New Zealand central bank raises key rate
WELLINGTON, New Zealand (AP) – New Zealand’s central bank on Wednesday raised interest rates for the first time in more than seven years, removing some of the support it put in place when the pandemic of coronavirus has started.
The Reserve Bank raised the benchmark rate to 0.5%, from a record low of 0.25%.
The move came despite an ongoing lockdown in Auckland, its largest city, due to a coronavirus outbreak.
The bank said the lockdown had severely affected some Auckland businesses, but a wide range of indicators indicated New Zealand’s economy was performing strong overall. He said inflation is expected to rise to 4% in the short term before falling to 2% in the medium term.

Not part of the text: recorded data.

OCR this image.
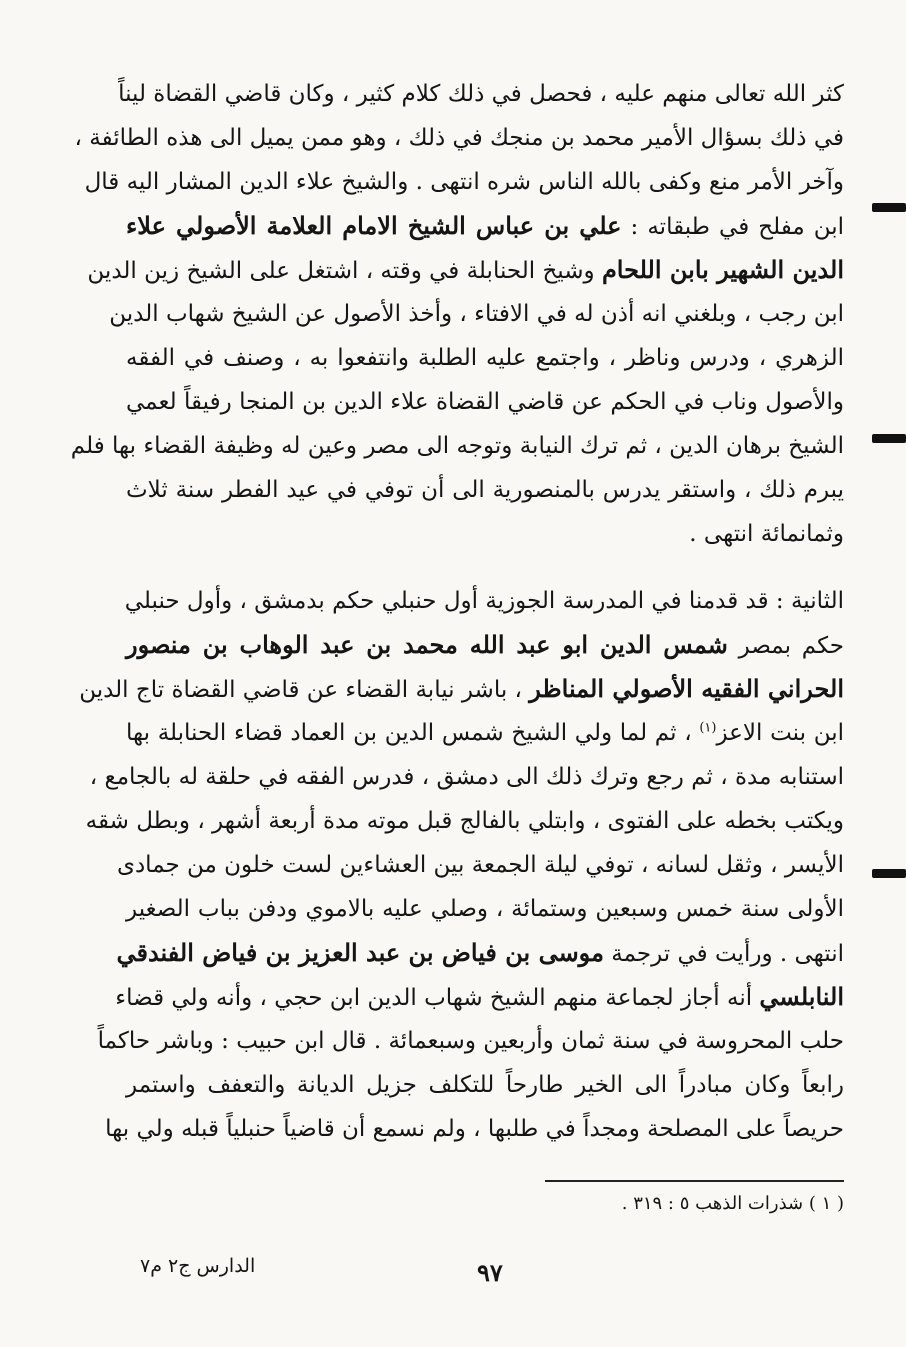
كثر الله تعالى منهم عليه ، فحصل في ذلك كلام كثير ، وكان قاضي القضاة ليناً
في ذلك بسؤال الأمير محمد بن منجك في ذلك ، وهو ممن يميل الى هذه الطائفة ،
وآخر الأمر منع وكفى بالله الناس شره انتهى . والشيخ علاء الدين المشار اليه قال
ابن مفلح في طبقاته : علي بن عباس الشيخ الامام العلامة الأصولي علاء
الدين الشهير بابن اللحام وشيخ الحنابلة في وقته ، اشتغل على الشيخ زين الدين
ابن رجب ، وبلغني انه أذن له في الافتاء ، وأخذ الأصول عن الشيخ شهاب الدين
الزهري ، ودرس وناظر ، واجتمع عليه الطلبة وانتفعوا به ، وصنف في الفقه
والأصول وناب في الحكم عن قاضي القضاة علاء الدين بن المنجا رفيقاً لعمي
الشيخ برهان الدين ، ثم ترك النيابة وتوجه الى مصر وعين له وظيفة القضاء بها فلم
يبرم ذلك ، واستقر يدرس بالمنصورية الى أن توفي في عيد الفطر سنة ثلاث
وثمانمائة انتهى .
الثانية : قد قدمنا في المدرسة الجوزية أول حنبلي حكم بدمشق ، وأول حنبلي
حكم بمصر شمس الدين ابو عبد الله محمد بن عبد الوهاب بن منصور
الحراني الفقيه الأصولي المناظر ، باشر نيابة القضاء عن قاضي القضاة تاج الدين
ابن بنت الاعز$^{(١)}$ ، ثم لما ولي الشيخ شمس الدين بن العماد قضاء الحنابلة بها
استنابه مدة ، ثم رجع وترك ذلك الى دمشق ، فدرس الفقه في حلقة له بالجامع ،
ويكتب بخطه على الفتوى ، وابتلي بالفالج قبل موته مدة أربعة أشهر ، وبطل شقه
الأيسر ، وثقل لسانه ، توفي ليلة الجمعة بين العشاءين لست خلون من جمادى
الأولى سنة خمس وسبعين وستمائة ، وصلي عليه بالاموي ودفن بباب الصغير
انتهى . ورأيت في ترجمة موسى بن فياض بن عبد العزيز بن فياض الفندقي
النابلسي أنه أجاز لجماعة منهم الشيخ شهاب الدين ابن حجي ، وأنه ولي قضاء
حلب المحروسة في سنة ثمان وأربعين وسبعمائة . قال ابن حبيب : وباشر حاكماً
رابعاً وكان مبادراً الى الخير طارحاً للتكلف جزيل الديانة والتعفف واستمر
حريصاً على المصلحة ومجداً في طلبها ، ولم نسمع أن قاضياً حنبلياً قبله ولي بها
( ١ ) شذرات الذهب ٥ : ٣١٩ .
الدارس ج٢ م٧	٩٧
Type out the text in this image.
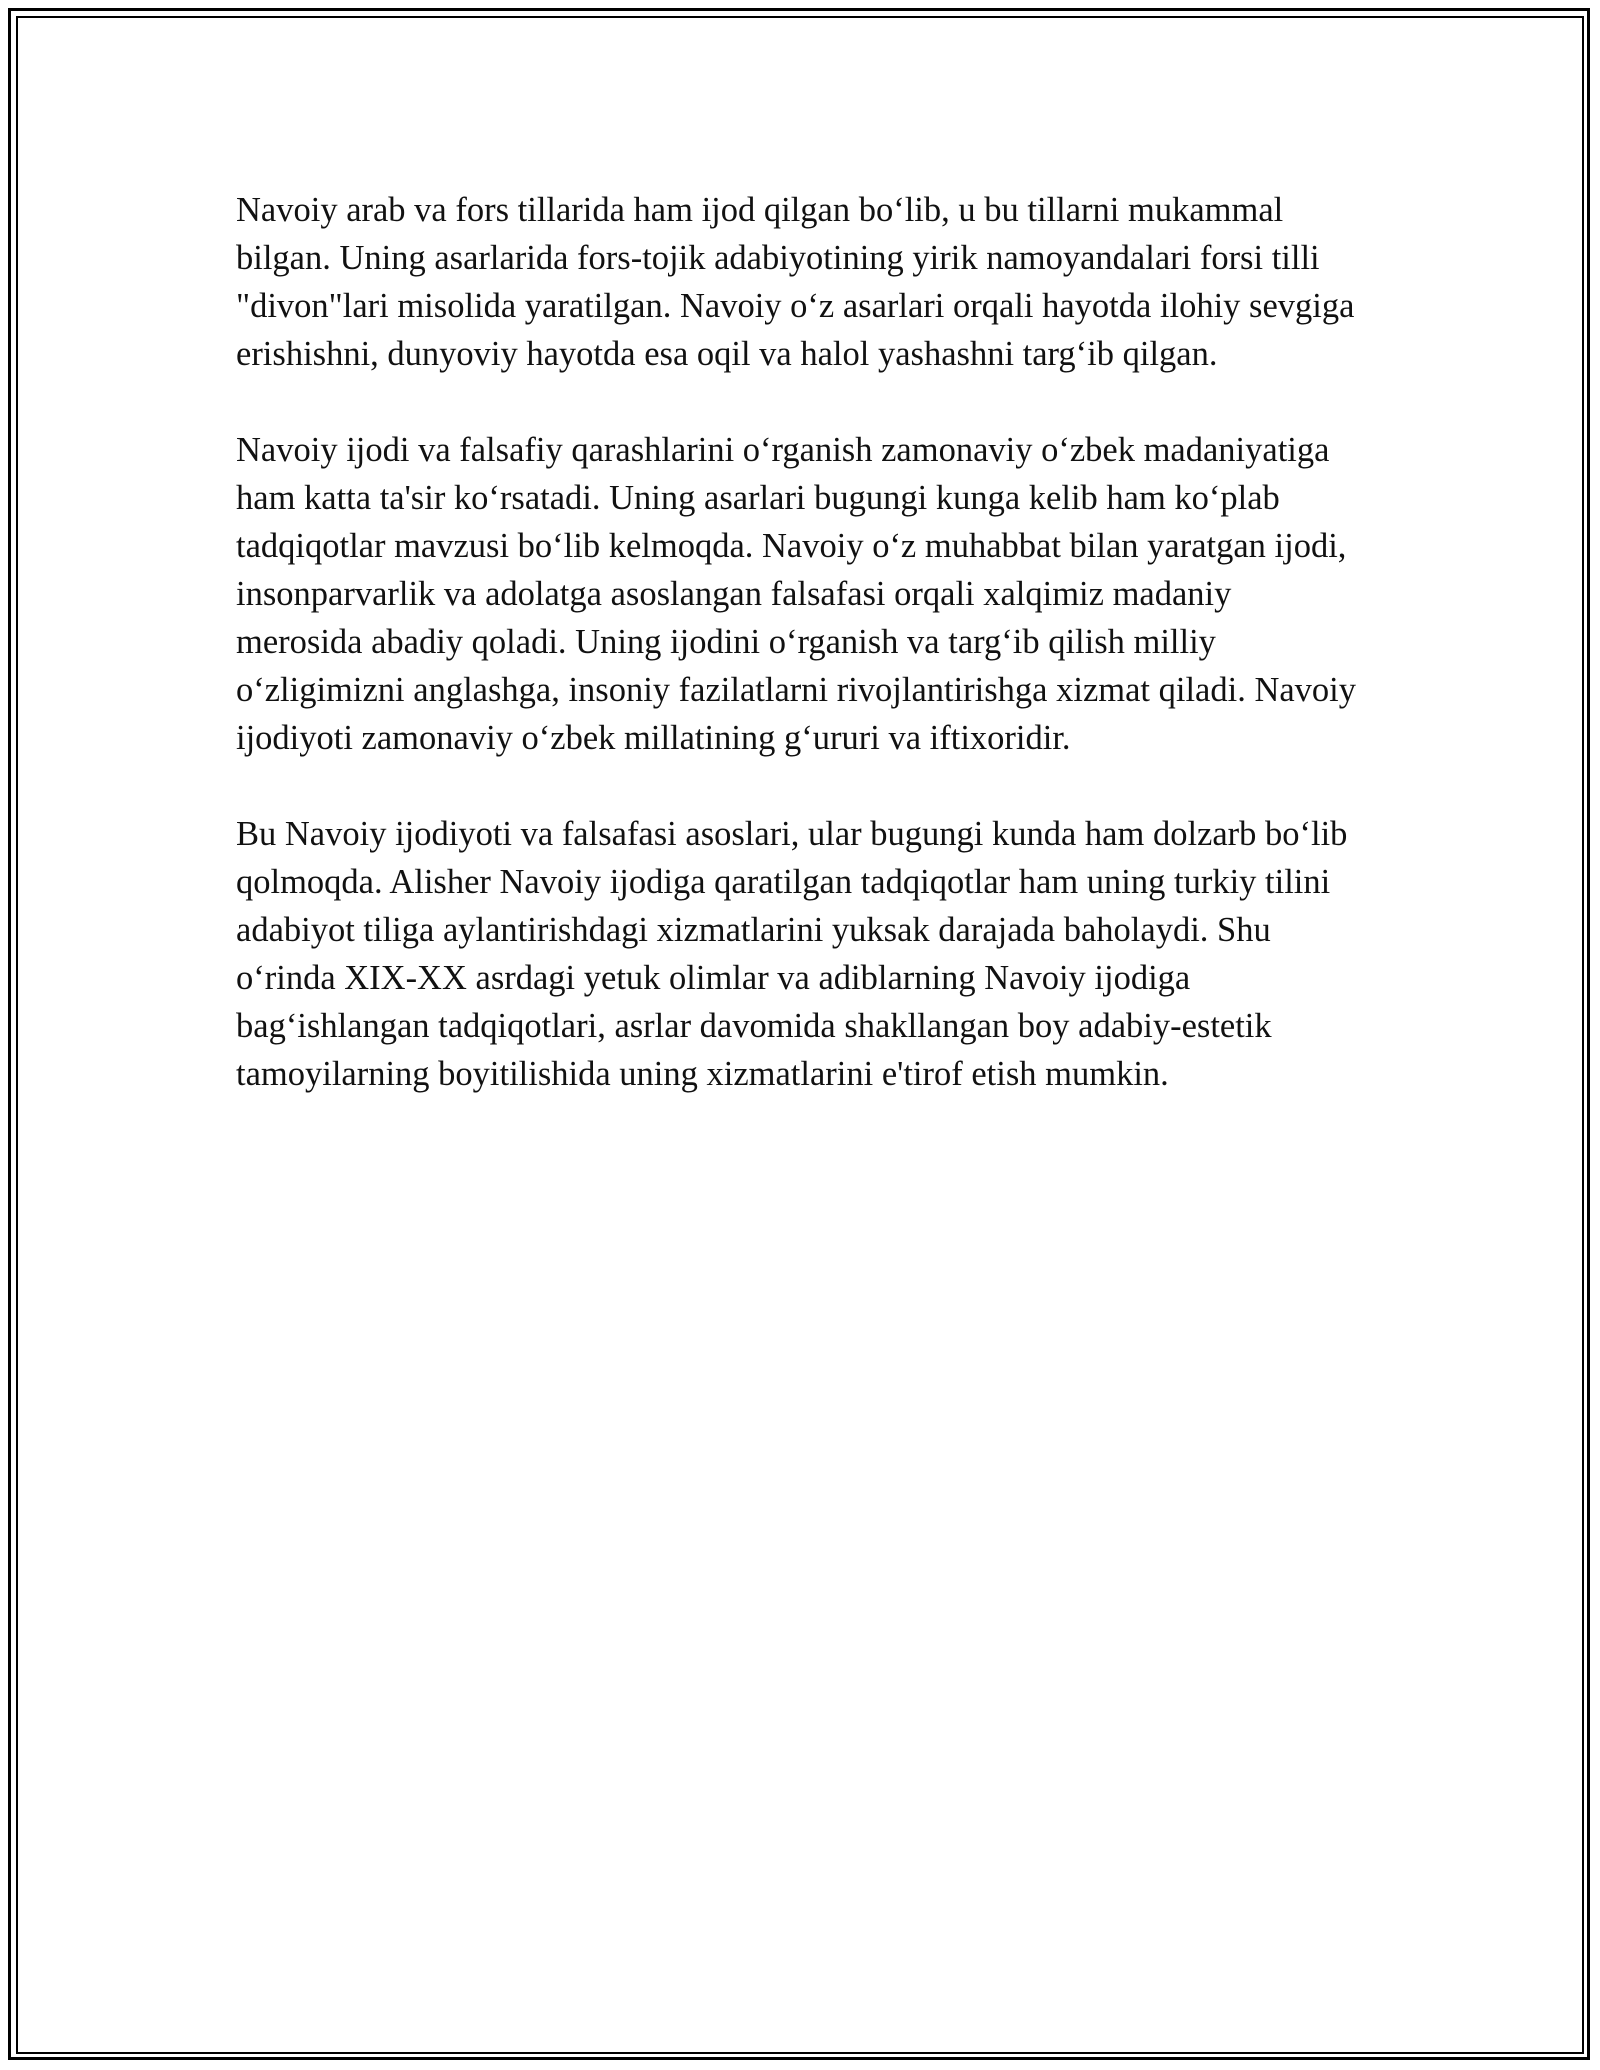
Navoiy arab va fors tillarida ham ijod qilgan bo‘lib, u bu tillarni mukammal bilgan. Uning asarlarida fors-tojik adabiyotining yirik namoyandalari forsi tilli "divon"lari misolida yaratilgan. Navoiy o‘z asarlari orqali hayotda ilohiy sevgiga erishishni, dunyoviy hayotda esa oqil va halol yashashni targ‘ib qilgan.

Navoiy ijodi va falsafiy qarashlarini o‘rganish zamonaviy o‘zbek madaniyatiga ham katta ta'sir ko‘rsatadi. Uning asarlari bugungi kunga kelib ham ko‘plab tadqiqotlar mavzusi bo‘lib kelmoqda. Navoiy o‘z muhabbat bilan yaratgan ijodi, insonparvarlik va adolatga asoslangan falsafasi orqali xalqimiz madaniy merosida abadiy qoladi. Uning ijodini o‘rganish va targ‘ib qilish milliy o‘zligimizni anglashga, insoniy fazilatlarni rivojlantirishga xizmat qiladi. Navoiy ijodiyoti zamonaviy o‘zbek millatining g‘ururi va iftixoridir.

Bu Navoiy ijodiyoti va falsafasi asoslari, ular bugungi kunda ham dolzarb bo‘lib qolmoqda. Alisher Navoiy ijodiga qaratilgan tadqiqotlar ham uning turkiy tilini adabiyot tiliga aylantirishdagi xizmatlarini yuksak darajada baholaydi. Shu o‘rinda XIX-XX asrdagi yetuk olimlar va adiblarning Navoiy ijodiga bag‘ishlangan tadqiqotlari, asrlar davomida shakllangan boy adabiy-estetik tamoyilarning boyitilishida uning xizmatlarini e'tirof etish mumkin.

The bank’s latest interest rate cut was a 0.75 percentage point cut in March 2020, when the pandemic first took hold.
Earlier this week, Prime Minister Jacinda Ardern announced a cautious plan to ease lockdown restrictions, acknowledging what other countries did long ago: He can no longer get rid of the coronavirus completely.
Since the start of the pandemic, New Zealand has pursued an unusual zero-tolerance approach to the virus through strict lockdowns and aggressive contact tracing.
The strategy has made it possible to largely control epidemics. While the country has kept its borders mostly closed, domestic trade and commerce have suffered less than in many other countries.
âThe RBNZ’s decision to begin its hiking cycle with Auckland still stranded shows that New Zealand’s economy is on the verge of overheating,â Capital Economics said in a comment. He said he expects further rate hikes in the coming months.
Shares fell in New Zealand on Wednesday after the hike was announced.
Central banks around the world have reassessed their policies as a faltering recovery takes hold from the pandemic downturns of 2020.
The move comes as the US Federal Reserve prepares to cut its own massive support for the US economy, with a rate hike expected perhaps by next year.
In Japan, the central bank has cut back on some asset purchases, although it shows no signs of backing down in its efforts to keep interest rates close to zero after failing for years to hit an interest rate. target of 2%.